A review by everybody
Darkness Haunts by Susan Illene

Did not finish book.
I really enjoyed this one initially as it didn't follow a lot of the stupid clichées.
Yea, we have a badass heroine but a lot of effort went into making sure things are kept "real".
Things like well-defined "power levels" and believable fight flow. Things like realistic torture or the emotional impact of different kinds of trauma and shock.
All these kinds of things and more are initially kept very believable.
A lot of effort went into small details which made the world feel believable and I did appreciate that a lot.
The plot wasn't groundbreaking but it wasn't just a collection of old clichées like I usually see.
There is a bit of covert plot convenience going on and unnecessary vague foreshadowing bordering on prophecy by a druid (which is a personal pet peeve of mine) annoyed me but all in all, there weren't any major flaws.
I was completely baffled by the comparatively low rating at first.
But then while approaching the 3/4 mark things regrettably went downhill fast.
Facts are suddenly made up on the spot non-stop sometimes completely contradicting previous information.
The biggest issue with the magic is the number of possibilities that the on the spot made up stuff theoretically allows. Any semi-intelligent person could use those in devastating ways but no one does because the author just didn't think about the ramifications of all those cheap throw-away plot devices.
The magic system is rather soft so you really have to disregard common sense to cause obvious holes in it like that.
The concept of "show, don't tell" flies right out the window repeatedly. Characters start saying out loud what they feel in a very awkward way that is clearly meant for the benefit of the reader instead of showing it in a natural way even tho the author has clearly proven she is capable of doing it right.
I really don't know what happened here. Maybe the author had a bad slump but had to finish within a deadline or something?
I had a sense this might be a fresh breeze in the rather stale genre. I felt like the book had the guts to deviate from beaten paths and not fall into every clichée trap out there like most in this genre do.
For that, I am actually willing to put up with quite a bit of roughness on the edges but ultimately despite a promising start, it didn't happen.
It ended up just aggressively preaching the power of friendship and all that crap like all the others do. Ethical dilemmas and morally ambiguous decisions and their consequences are just being fixed with cheap copouts like "turns out that person was pure evil anyway".

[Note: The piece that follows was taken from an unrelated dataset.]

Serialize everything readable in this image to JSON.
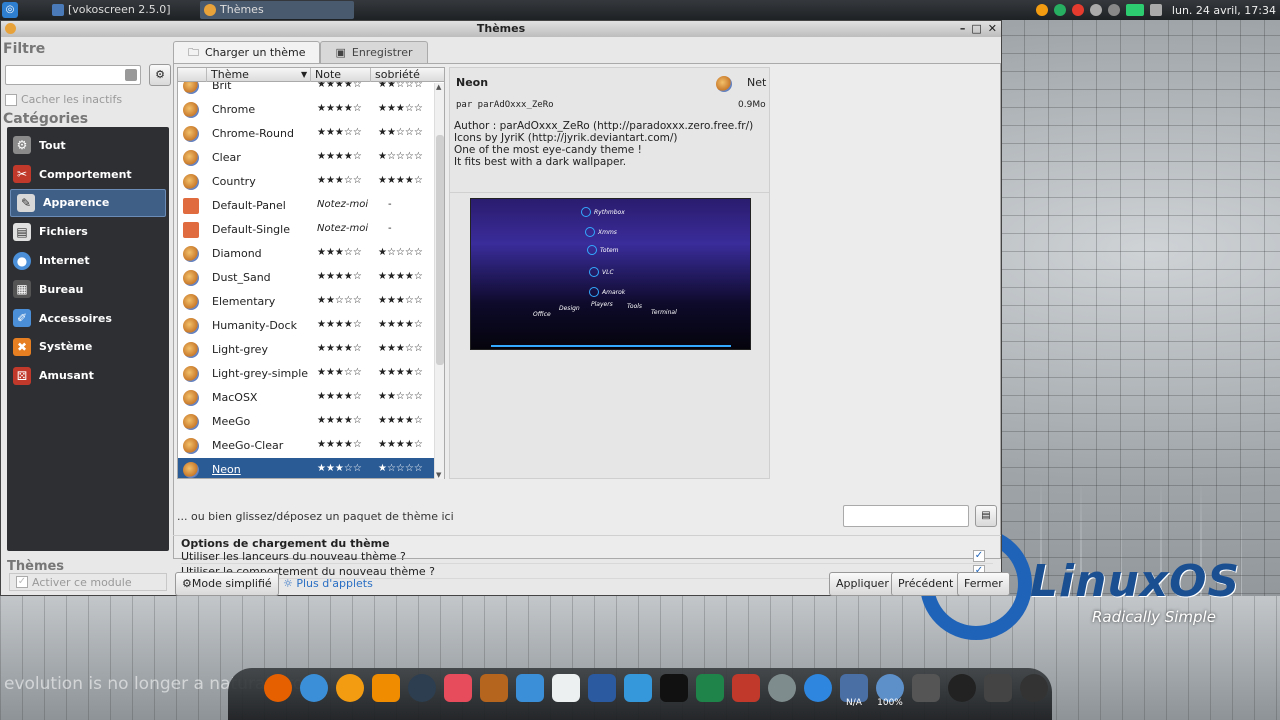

A world that clearly had the potential to have many shades of grey sadly crumbled into naive black and white just pretending to be something more.
And what is going on with the sudden flirting and touching followed by swooning around multiple flaming hot guys?
It ends so incredibly cheese that I couldn't take the last few pages and dnfed like 15 minutes before the end.
It felt like the author replaced her calligraphy feather with a wax crayon part-way through the story.